Une prime de 11,6 millions € pour le PDG de la Fnac, 'réinvestie'

Clémence Chouvelon - 18.06.2015

Edition - Economie - Fnac - Alexandre Lombard - Canard Enchaîné


Le Canard Enchaîné révèle, ce mercredi, que le PDG de la Fnac Alexandre Bompard, pourrait, en récompense de son plan de redressement de l'entreprise, recevoir une prime estimée à 11,6 millions € en juillet prochain.

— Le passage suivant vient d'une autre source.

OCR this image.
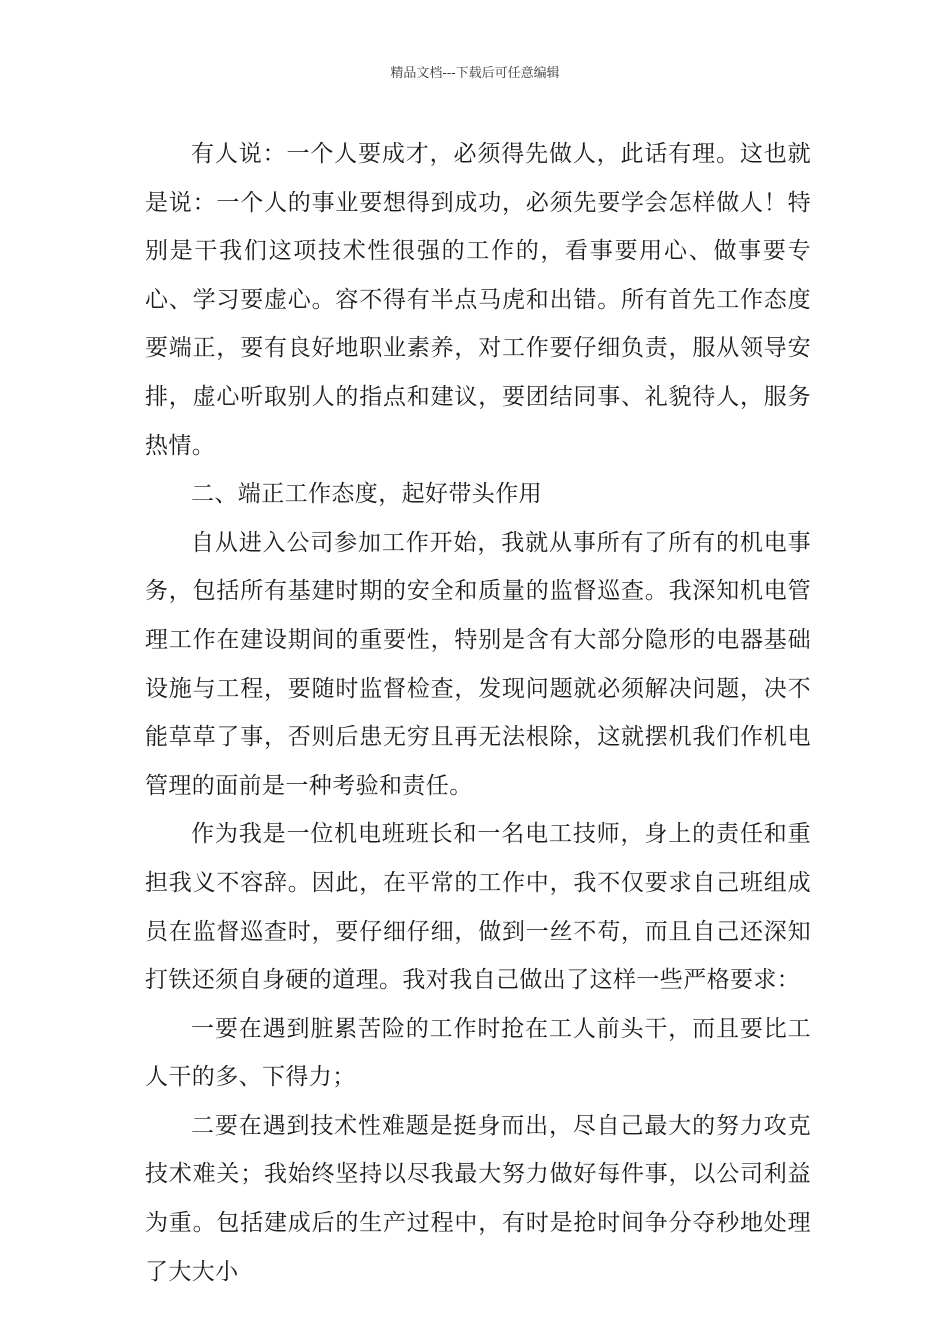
精品文档---下载后可任意编辑

有人说：一个人要成才，必须得先做人，此话有理。这也就是说：一个人的事业要想得到成功，必须先要学会怎样做人！特别是干我们这项技术性很强的工作的，看事要用心、做事要专心、学习要虚心。容不得有半点马虎和出错。所有首先工作态度要端正，要有良好地职业素养，对工作要仔细负责，服从领导安排，虚心听取别人的指点和建议，要团结同事、礼貌待人，服务热情。

二、端正工作态度，起好带头作用

自从进入公司参加工作开始，我就从事所有了所有的机电事务，包括所有基建时期的安全和质量的监督巡查。我深知机电管理工作在建设期间的重要性，特别是含有大部分隐形的电器基础设施与工程，要随时监督检查，发现问题就必须解决问题，决不能草草了事，否则后患无穷且再无法根除，这就摆机我们作机电管理的面前是一种考验和责任。

作为我是一位机电班班长和一名电工技师，身上的责任和重担我义不容辞。因此，在平常的工作中，我不仅要求自己班组成员在监督巡查时，要仔细仔细，做到一丝不苟，而且自己还深知打铁还须自身硬的道理。我对我自己做出了这样一些严格要求：

一要在遇到脏累苦险的工作时抢在工人前头干，而且要比工人干的多、下得力；

二要在遇到技术性难题是挺身而出，尽自己最大的努力攻克技术难关；我始终坚持以尽我最大努力做好每件事，以公司利益为重。包括建成后的生产过程中，有时是抢时间争分夺秒地处理了大大小
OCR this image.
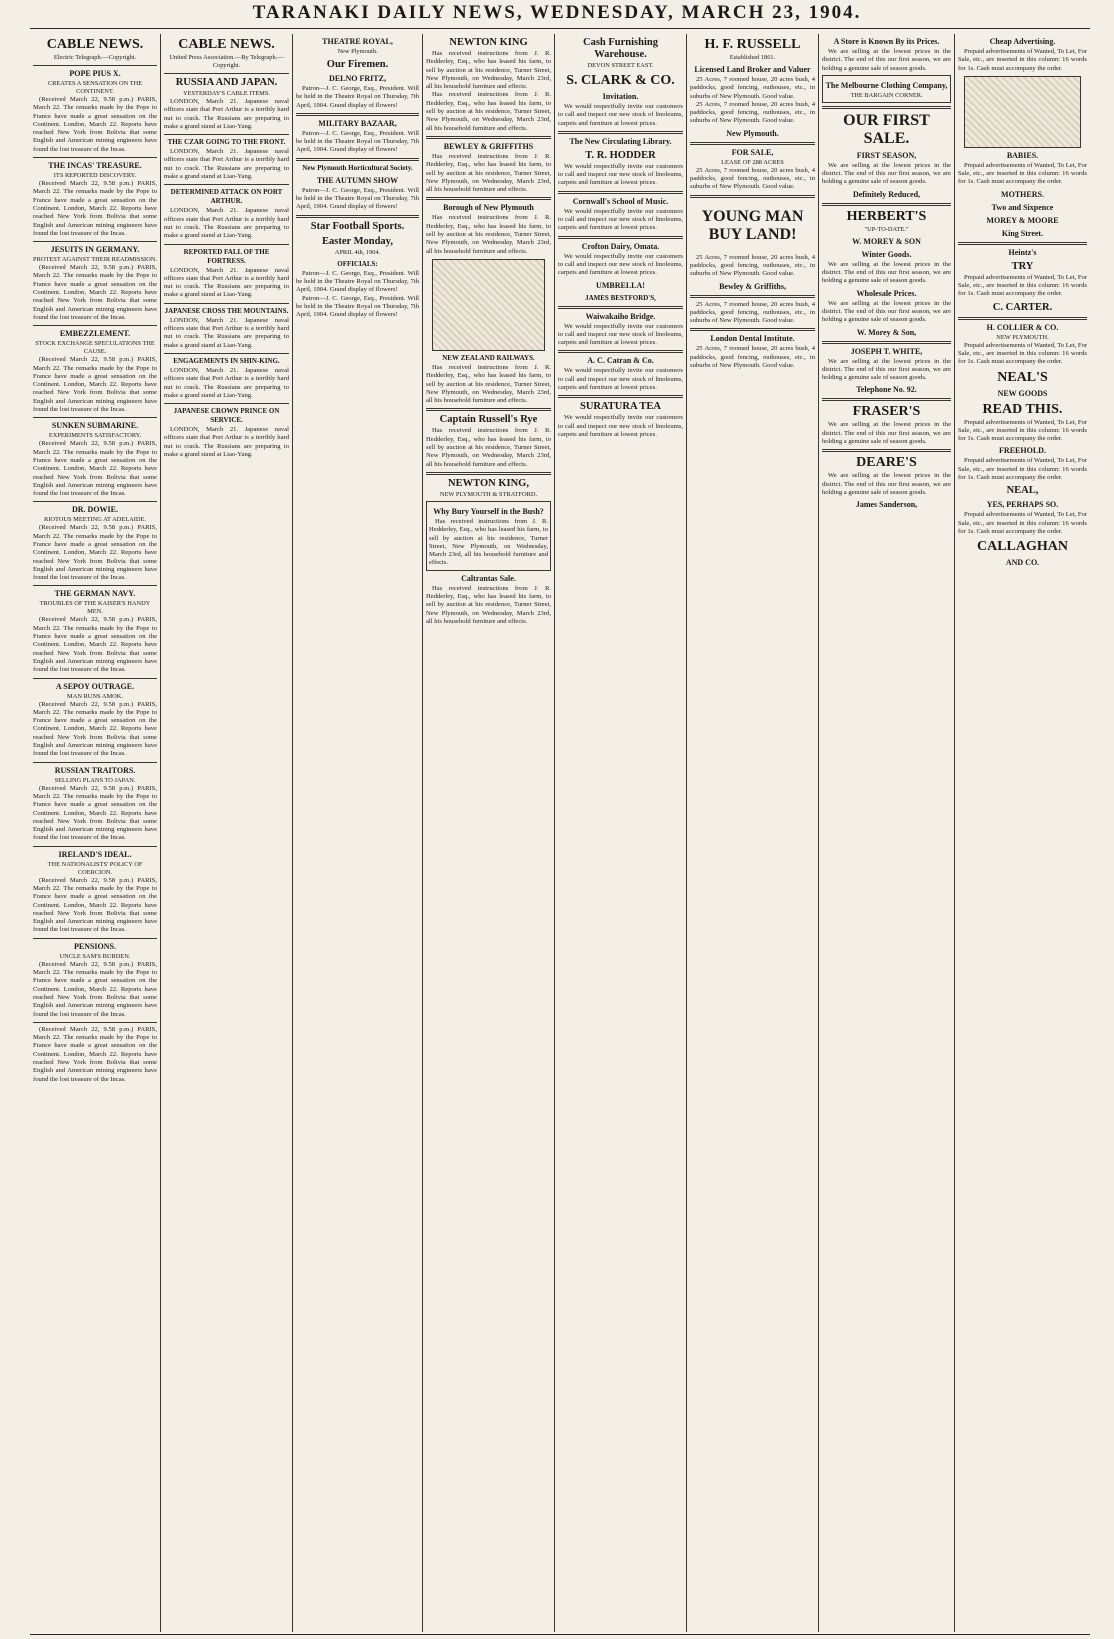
TARANAKI DAILY NEWS, WEDNESDAY, MARCH 23, 1904.
CABLE NEWS.
Electric Telegraph.—Copyright.
POPE PIUS X.
CREATES A SENSATION ON THE CONTINENT.

(Received March 22, 9.58 p.m.) PARIS, March 22. The remarks made by the Pope to France have made a great sensation on the Continent. London, March 22. Reports have reached New York from Bolivia that some English and American mining engineers have found the lost treasure of the Incas.

THE INCAS' TREASURE.
ITS REPORTED DISCOVERY.

(Received March 22, 9.58 p.m.) PARIS, March 22. The remarks made by the Pope to France have made a great sensation on the Continent. London, March 22. Reports have reached New York from Bolivia that some English and American mining engineers have found the lost treasure of the Incas.

JESUITS IN GERMANY.
PROTEST AGAINST THEIR READMISSION.

(Received March 22, 9.58 p.m.) PARIS, March 22. The remarks made by the Pope to France have made a great sensation on the Continent. London, March 22. Reports have reached New York from Bolivia that some English and American mining engineers have found the lost treasure of the Incas.

EMBEZZLEMENT.
STOCK EXCHANGE SPECULATIONS THE CAUSE.

(Received March 22, 9.58 p.m.) PARIS, March 22. The remarks made by the Pope to France have made a great sensation on the Continent. London, March 22. Reports have reached New York from Bolivia that some English and American mining engineers have found the lost treasure of the Incas.

SUNKEN SUBMARINE.
EXPERIMENTS SATISFACTORY.

(Received March 22, 9.58 p.m.) PARIS, March 22. The remarks made by the Pope to France have made a great sensation on the Continent. London, March 22. Reports have reached New York from Bolivia that some English and American mining engineers have found the lost treasure of the Incas.

DR. DOWIE.
RIOTOUS MEETING AT ADELAIDE.

(Received March 22, 9.58 p.m.) PARIS, March 22. The remarks made by the Pope to France have made a great sensation on the Continent. London, March 22. Reports have reached New York from Bolivia that some English and American mining engineers have found the lost treasure of the Incas.

THE GERMAN NAVY.
TROUBLES OF THE KAISER'S HANDY MEN.

(Received March 22, 9.58 p.m.) PARIS, March 22. The remarks made by the Pope to France have made a great sensation on the Continent. London, March 22. Reports have reached New York from Bolivia that some English and American mining engineers have found the lost treasure of the Incas.

A SEPOY OUTRAGE.
MAN RUNS AMOK.

(Received March 22, 9.58 p.m.) PARIS, March 22. The remarks made by the Pope to France have made a great sensation on the Continent. London, March 22. Reports have reached New York from Bolivia that some English and American mining engineers have found the lost treasure of the Incas.

RUSSIAN TRAITORS.
SELLING PLANS TO JAPAN.

(Received March 22, 9.58 p.m.) PARIS, March 22. The remarks made by the Pope to France have made a great sensation on the Continent. London, March 22. Reports have reached New York from Bolivia that some English and American mining engineers have found the lost treasure of the Incas.

IRELAND'S IDEAL.
THE NATIONALISTS' POLICY OF COERCION.

(Received March 22, 9.58 p.m.) PARIS, March 22. The remarks made by the Pope to France have made a great sensation on the Continent. London, March 22. Reports have reached New York from Bolivia that some English and American mining engineers have found the lost treasure of the Incas.

PENSIONS.
UNCLE SAM'S BURDEN.

(Received March 22, 9.58 p.m.) PARIS, March 22. The remarks made by the Pope to France have made a great sensation on the Continent. London, March 22. Reports have reached New York from Bolivia that some English and American mining engineers have found the lost treasure of the Incas.

(Received March 22, 9.58 p.m.) PARIS, March 22. The remarks made by the Pope to France have made a great sensation on the Continent. London, March 22. Reports have reached New York from Bolivia that some English and American mining engineers have found the lost treasure of the Incas.

CABLE NEWS.
United Press Association.—By Telegraph.—Copyright.
RUSSIA AND JAPAN.
YESTERDAY'S CABLE ITEMS.

LONDON, March 21. Japanese naval officers state that Port Arthur is a terribly hard nut to crack. The Russians are preparing to make a grand stand at Liao-Yang.

THE CZAR GOING TO THE FRONT.

LONDON, March 21. Japanese naval officers state that Port Arthur is a terribly hard nut to crack. The Russians are preparing to make a grand stand at Liao-Yang.

DETERMINED ATTACK ON PORT ARTHUR.

LONDON, March 21. Japanese naval officers state that Port Arthur is a terribly hard nut to crack. The Russians are preparing to make a grand stand at Liao-Yang.

REPORTED FALL OF THE FORTRESS.

LONDON, March 21. Japanese naval officers state that Port Arthur is a terribly hard nut to crack. The Russians are preparing to make a grand stand at Liao-Yang.

JAPANESE CROSS THE MOUNTAINS.

LONDON, March 21. Japanese naval officers state that Port Arthur is a terribly hard nut to crack. The Russians are preparing to make a grand stand at Liao-Yang.

ENGAGEMENTS IN SHIN-KING.

LONDON, March 21. Japanese naval officers state that Port Arthur is a terribly hard nut to crack. The Russians are preparing to make a grand stand at Liao-Yang.

JAPANESE CROWN PRINCE ON SERVICE.

LONDON, March 21. Japanese naval officers state that Port Arthur is a terribly hard nut to crack. The Russians are preparing to make a grand stand at Liao-Yang.

THEATRE ROYAL,
New Plymouth.
Our Firemen.
DELNO FRITZ,

Patron—J. C. George, Esq., President. Will be held in the Theatre Royal on Thursday, 7th April, 1904. Grand display of flowers!

MILITARY BAZAAR,

Patron—J. C. George, Esq., President. Will be held in the Theatre Royal on Thursday, 7th April, 1904. Grand display of flowers!

New Plymouth Horticultural Society.
THE AUTUMN SHOW

Patron—J. C. George, Esq., President. Will be held in the Theatre Royal on Thursday, 7th April, 1904. Grand display of flowers!

Star Football Sports.
Easter Monday,
APRIL 4th, 1904.
OFFICIALS:

Patron—J. C. George, Esq., President. Will be held in the Theatre Royal on Thursday, 7th April, 1904. Grand display of flowers!

Patron—J. C. George, Esq., President. Will be held in the Theatre Royal on Thursday, 7th April, 1904. Grand display of flowers!

NEWTON KING

Has received instructions from J. R. Hedderley, Esq., who has leased his farm, to sell by auction at his residence, Turner Street, New Plymouth, on Wednesday, March 23rd, all his household furniture and effects.

Has received instructions from J. R. Hedderley, Esq., who has leased his farm, to sell by auction at his residence, Turner Street, New Plymouth, on Wednesday, March 23rd, all his household furniture and effects.

BEWLEY & GRIFFITHS

Has received instructions from J. R. Hedderley, Esq., who has leased his farm, to sell by auction at his residence, Turner Street, New Plymouth, on Wednesday, March 23rd, all his household furniture and effects.

Borough of New Plymouth

Has received instructions from J. R. Hedderley, Esq., who has leased his farm, to sell by auction at his residence, Turner Street, New Plymouth, on Wednesday, March 23rd, all his household furniture and effects.

NEW ZEALAND RAILWAYS.

Has received instructions from J. R. Hedderley, Esq., who has leased his farm, to sell by auction at his residence, Turner Street, New Plymouth, on Wednesday, March 23rd, all his household furniture and effects.

Captain Russell's Rye

Has received instructions from J. R. Hedderley, Esq., who has leased his farm, to sell by auction at his residence, Turner Street, New Plymouth, on Wednesday, March 23rd, all his household furniture and effects.

NEWTON KING,
NEW PLYMOUTH & STRATFORD.
Why Bury Yourself in the Bush?

Has received instructions from J. R. Hedderley, Esq., who has leased his farm, to sell by auction at his residence, Turner Street, New Plymouth, on Wednesday, March 23rd, all his household furniture and effects.

Caltrantas Sale.

Has received instructions from J. R. Hedderley, Esq., who has leased his farm, to sell by auction at his residence, Turner Street, New Plymouth, on Wednesday, March 23rd, all his household furniture and effects.

Cash Furnishing Warehouse.
DEVON STREET EAST.
S. CLARK & CO.
Invitation.

We would respectfully invite our customers to call and inspect our new stock of linoleums, carpets and furniture at lowest prices.

The New Circulating Library.
T. R. HODDER

We would respectfully invite our customers to call and inspect our new stock of linoleums, carpets and furniture at lowest prices.

Cornwall's School of Music.

We would respectfully invite our customers to call and inspect our new stock of linoleums, carpets and furniture at lowest prices.

Crofton Dairy, Omata.

We would respectfully invite our customers to call and inspect our new stock of linoleums, carpets and furniture at lowest prices.

UMBRELLA!
JAMES BESTFORD'S,
Waiwakaiho Bridge.

We would respectfully invite our customers to call and inspect our new stock of linoleums, carpets and furniture at lowest prices.

A. C. Catran & Co.

We would respectfully invite our customers to call and inspect our new stock of linoleums, carpets and furniture at lowest prices.

SURATURA TEA

We would respectfully invite our customers to call and inspect our new stock of linoleums, carpets and furniture at lowest prices.

H. F. RUSSELL
Established 1861.
Licensed Land Broker and Valuer

25 Acres, 7 roomed house, 20 acres bush, 4 paddocks, good fencing, outhouses, etc., in suburbs of New Plymouth. Good value.

25 Acres, 7 roomed house, 20 acres bush, 4 paddocks, good fencing, outhouses, etc., in suburbs of New Plymouth. Good value.

New Plymouth.
FOR SALE,
LEASE OF 288 ACRES

25 Acres, 7 roomed house, 20 acres bush, 4 paddocks, good fencing, outhouses, etc., in suburbs of New Plymouth. Good value.

YOUNG MAN BUY LAND!

25 Acres, 7 roomed house, 20 acres bush, 4 paddocks, good fencing, outhouses, etc., in suburbs of New Plymouth. Good value.

Bewley & Griffiths,

25 Acres, 7 roomed house, 20 acres bush, 4 paddocks, good fencing, outhouses, etc., in suburbs of New Plymouth. Good value.

London Dental Institute.

25 Acres, 7 roomed house, 20 acres bush, 4 paddocks, good fencing, outhouses, etc., in suburbs of New Plymouth. Good value.

A Store is Known By its Prices.

We are selling at the lowest prices in the district. The end of this our first season, we are holding a genuine sale of season goods.

The Melbourne Clothing Company,
THE BARGAIN CORNER.
OUR FIRST SALE.
FIRST SEASON,

We are selling at the lowest prices in the district. The end of this our first season, we are holding a genuine sale of season goods.

Definitely Reduced,
HERBERT'S
"UP-TO-DATE."
W. MOREY & SON
Winter Goods.

We are selling at the lowest prices in the district. The end of this our first season, we are holding a genuine sale of season goods.

Wholesale Prices.

We are selling at the lowest prices in the district. The end of this our first season, we are holding a genuine sale of season goods.

W. Morey & Son,
JOSEPH T. WHITE,

We are selling at the lowest prices in the district. The end of this our first season, we are holding a genuine sale of season goods.

Telephone No. 92.
FRASER'S

We are selling at the lowest prices in the district. The end of this our first season, we are holding a genuine sale of season goods.

DEARE'S

We are selling at the lowest prices in the district. The end of this our first season, we are holding a genuine sale of season goods.

James Sanderson,
Cheap Advertising.

Prepaid advertisements of Wanted, To Let, For Sale, etc., are inserted in this column: 16 words for 1s. Cash must accompany the order.

BABIES.

Prepaid advertisements of Wanted, To Let, For Sale, etc., are inserted in this column: 16 words for 1s. Cash must accompany the order.

MOTHERS.
Two and Sixpence
MOREY & MOORE
King Street.
Heintz's
TRY

Prepaid advertisements of Wanted, To Let, For Sale, etc., are inserted in this column: 16 words for 1s. Cash must accompany the order.

C. CARTER.
H. COLLIER & CO.
NEW PLYMOUTH.

Prepaid advertisements of Wanted, To Let, For Sale, etc., are inserted in this column: 16 words for 1s. Cash must accompany the order.

NEAL'S
NEW GOODS
READ THIS.

Prepaid advertisements of Wanted, To Let, For Sale, etc., are inserted in this column: 16 words for 1s. Cash must accompany the order.

FREEHOLD.

Prepaid advertisements of Wanted, To Let, For Sale, etc., are inserted in this column: 16 words for 1s. Cash must accompany the order.

NEAL,
YES, PERHAPS SO.

Prepaid advertisements of Wanted, To Let, For Sale, etc., are inserted in this column: 16 words for 1s. Cash must accompany the order.

CALLAGHAN
AND CO.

La direction de la Fnac s'est empressée de réagir et explique que cette somme sera réinvestie en totalité dans le groupe. 

 

Alexandre Bompard - Prix Fnac BD 2015

(ActuaLitté, CC BY SA 2.0)

 

Après plusieurs centaines de suppressions d'emplois et quatre plans sociaux en huit ans, la Fnac a enregistré un bénéfice net de 41 millions € et 3,9 milliards € de chiffre d'affaires en 2014. Et la valeur de son action a plus que triplé depuis son introduction en Bourse en 2013. PDG de la Fnac depuis 2011, Alexandre Bompard s'est vu récompensé pour le redressement de l'entreprise de 197 925 actions, convertibles en argent, « pour deux tiers en octobre 2015 et pour un tiers en juillet 2016 », comme précisé dans le rapport du conseil d'administration Fnac. 

 

À un peu plus de 18 € l'action, Alexandre Bompard toucherait déjà 3,6 millions €. Et si le cours de la Bourse se maintient en juillet, ses actions pourraient lui rapporter plus de 40 € à l'unité, un bonus de près de 8 millions d'euros supplémentaires, en plus des 3,6 millions €, soit un total de 11,6 millions €.

 

Le 29 mai dernier, François-Henri Pinault et son père, François Pinault, propriétaires de la Fnac à 39 %, soulignaient qu'une telle somme, après les difficultés subies par les salariés de l'entreprise, pouvait « faire mauvais genre ». Pour éviter toute polémique, le groupe a précisé que son PDG investirait tout cet argent dans l'entreprise, pendant les deux années à venir.

 

Alexandre Bompard ne touchera donc que son salaire fixe et son salaire variable, près de 1,8 million €. Le groupe a tenu à rappeler qu'en 2013 et 2014, il n'avait rien reçu au titre du plan de performance mis en place en 2013. 

 

Le patron du Medef, Pierre Gattaz a déclaré à l'antenne de France Info ne pas être choqué, et qu'Alexandre Bompard « a redressé la Fnac, et bien bravo, il a droit à un bonus, à quelque chose » et d'ajouter qu'il « faut récompenser le talent, le résultat, l'effort à tous les niveaux » à condition d'un « partage de richesse ».